Baby Boomers (3.6, p<0.001): Compared to the Interwar generation (reference category that is omitted), Baby Boomers present scores that are, on average, 3.6 points higher on the populist values scale. Again, the triple asterisks (***) denote statistical significance at a very, very lower p-value than the alpha threshold of 0.05 (p = 0.00000007974151).
gnderMale (-1.0, p<0.05): Male is statistically significant as their scores are 1.0 point lower than female on the populist values scale, with the p-value of 0.032, indicating that males, on average, possess a slightly weaker populist attitudes than females, for the country of Greece. The single asterisk (*) denotes statistical significance at a lower p-value than the alpha threshold of 0.05 (p = 0.03244758).
IDRight (-8.8, p<0.001): Compared to those who lean politically left, those who lean politically right present scores that are, on average, 8.8 points lower on the populist values scale. This marked difference is statistically significant, indicating that those who lean politically right, on average, possess quite weaker populist attitudes than those who lean politically left, for the country of Greece. The triple asterisks (***) denote statistical significance at an exceedingly lower p-value than the alpha threshold of 0.05 (p = 0.000000000000000000000000000000000000000006333249).
confint(model3, level=0.95)
## 2.5 % 97.5 %
## (Intercept) 71.0653 72.938927
## IDRight -10.0591 -7.539754
confint(model4, level=0.95)
## 2.5 % 97.5 %
## (Intercept) 69.416151 70.60995391
## gndrMale -1.852559 -0.08087043
confint(model5, level=0.95)
## 2.5 % 97.5 %
## (Intercept) 64.777052 66.768087
## genBaby Boomers 2.254559 4.845308
## genGen X 4.288926 6.872488
## genMillennials 4.409253 7.175453
95% confidence interval interpretation:
For the variable IDRight, the confidence interval ranging from 61.0 (71.1-10.1) to 65.4 (72.9-7.5) of populist scores scale is expected to situate the true population parameter, across 95% of random samples.

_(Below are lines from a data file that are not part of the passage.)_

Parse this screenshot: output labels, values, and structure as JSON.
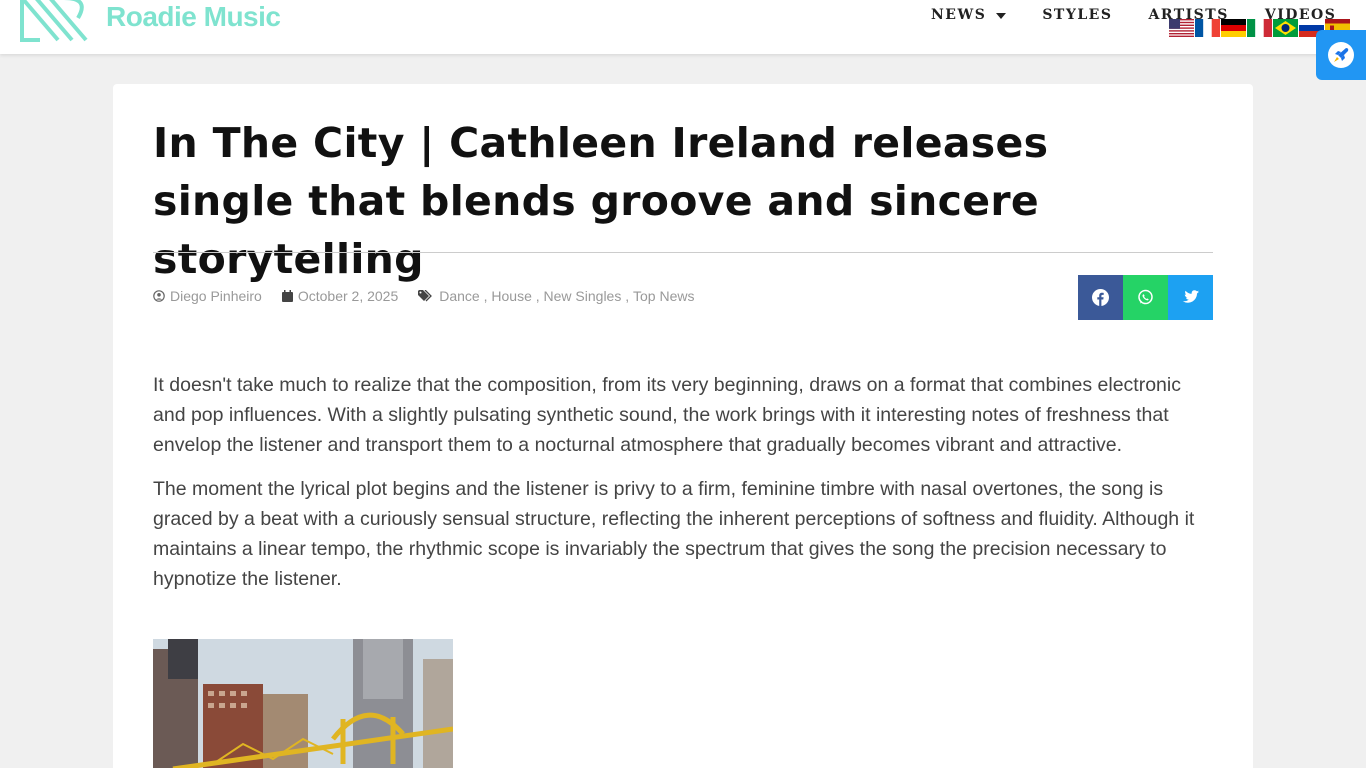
{
  "header": {
    "logo_text": "Roadie Music",
    "nav": [
      {
        "label": "NEWS",
        "has_dropdown": true
      },
      {
        "label": "STYLES",
        "has_dropdown": false
      },
      {
        "label": "ARTISTS",
        "has_dropdown": false
      },
      {
        "label": "VIDEOS",
        "has_dropdown": false
      }
    ],
    "flags": [
      "en",
      "fr",
      "de",
      "it",
      "pt",
      "ru",
      "es"
    ],
    "accent_color": "#7fe3cf"
  },
  "article": {
    "title": "In The City | Cathleen Ireland releases single that blends groove and sincere storytelling",
    "author": "Diego Pinheiro",
    "date": "October 2, 2025",
    "categories": [
      "Dance ,",
      "House ,",
      "New Singles ,",
      "Top News"
    ],
    "share_icons": [
      "facebook-icon",
      "whatsapp-icon",
      "twitter-icon"
    ],
    "paragraphs": [
      "It doesn't take much to realize that the composition, from its very beginning, draws on a format that combines electronic and pop influences. With a slightly pulsating synthetic sound, the work brings with it interesting notes of freshness that envelop the listener and transport them to a nocturnal atmosphere that gradually becomes vibrant and attractive.",
      "The moment the lyrical plot begins and the listener is privy to a firm, feminine timbre with nasal overtones, the song is graced by a beat with a curiously sensual structure, reflecting the inherent perceptions of softness and fluidity. Although it maintains a linear tempo, the rhythmic scope is invariably the spectrum that gives the song the precision necessary to hypnotize the listener."
    ]
  }
}
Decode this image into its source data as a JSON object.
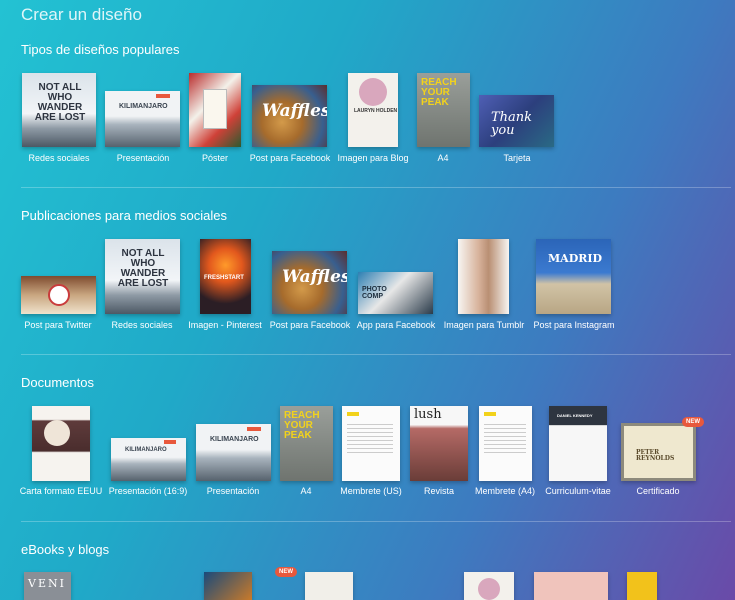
{
  "page": {
    "title": "Crear un diseño"
  },
  "sections": {
    "popular": {
      "title": "Tipos de diseños populares",
      "items": [
        "Redes sociales",
        "Presentación",
        "Póster",
        "Post para Facebook",
        "Imagen para Blog",
        "A4",
        "Tarjeta"
      ]
    },
    "social": {
      "title": "Publicaciones para medios sociales",
      "items": [
        "Post para Twitter",
        "Redes sociales",
        "Imagen - Pinterest",
        "Post para Facebook",
        "App para Facebook",
        "Imagen para Tumblr",
        "Post para Instagram"
      ]
    },
    "documents": {
      "title": "Documentos",
      "items": [
        "Carta formato EEUU",
        "Presentación (16:9)",
        "Presentación",
        "A4",
        "Membrete (US)",
        "Revista",
        "Membrete (A4)",
        "Curriculum-vitae",
        "Certificado"
      ]
    },
    "ebooks": {
      "title": "eBooks y blogs"
    }
  },
  "thumb_text": {
    "not_all": "NOT ALL WHO WANDER ARE LOST",
    "kilimanjaro": "KILIMANJARO",
    "waffles": "Waffles",
    "lauryn": "LAURYN HOLDEN",
    "reach": "REACH YOUR PEAK",
    "thank_you": "Thank you",
    "freshstart": "FRESHSTART",
    "photo_comp": "PHOTO COMP",
    "madrid": "MADRID",
    "lush": "lush",
    "daniel": "DANIEL KENNEDY",
    "peter": "PETER REYNOLDS",
    "veni": "VENI",
    "new": "NEW"
  },
  "colors": {
    "badge": "#e8583c",
    "accent_yellow": "#f2d21b"
  }
}
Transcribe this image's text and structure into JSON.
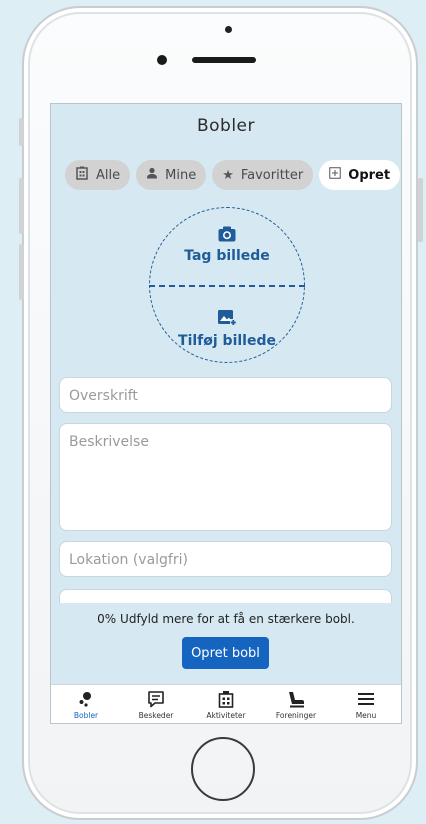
{
  "header": {
    "title": "Bobler"
  },
  "tabs": [
    {
      "label": "Alle",
      "icon": "building-icon"
    },
    {
      "label": "Mine",
      "icon": "person-icon"
    },
    {
      "label": "Favoritter",
      "icon": "star-icon"
    },
    {
      "label": "Opret",
      "icon": "plus-box-icon",
      "active": true
    }
  ],
  "photo": {
    "take_label": "Tag billede",
    "add_label": "Tilføj billede"
  },
  "form": {
    "title_placeholder": "Overskrift",
    "description_placeholder": "Beskrivelse",
    "location_placeholder": "Lokation (valgfri)"
  },
  "progress": {
    "value": "0%",
    "message": "Udfyld mere for at få en stærkere bobl."
  },
  "submit_label": "Opret bobl",
  "nav": [
    {
      "label": "Bobler",
      "active": true
    },
    {
      "label": "Beskeder"
    },
    {
      "label": "Aktiviteter"
    },
    {
      "label": "Foreninger"
    },
    {
      "label": "Menu"
    }
  ],
  "colors": {
    "accent": "#1565c0",
    "background": "#d6e8f1",
    "photo_stroke": "#1f5c99"
  }
}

For the variable gndrMale, the confidence interval ranging from 67.5 (69.4-1.9) to 70.5 (70.6-0.1) of populist scores scale is expected to situate the true population parameter, across 95% of random samples.
For the variable genBaby Boomers, the confidence interval ranging from 67.0 (64.8+2.2) to 71.6 (66.8+4.8) of populist scores scale is expected to situate the true population parameter, across 95% of random samples.
For the variable genGen X, the confidence interval ranging from 69.1 (64.8+4.3) to 73.7 (66.8+6.9) of populist scores scale is expected to situate the true population parameter, across 95% of random samples.
For the variable genMillennials, the confidence interval ranging from 69.2 (64.8+4.4) to 74.0 (66.8+7.2) of populist scores scale is expected to situate the true population parameter, across 95% of random samples.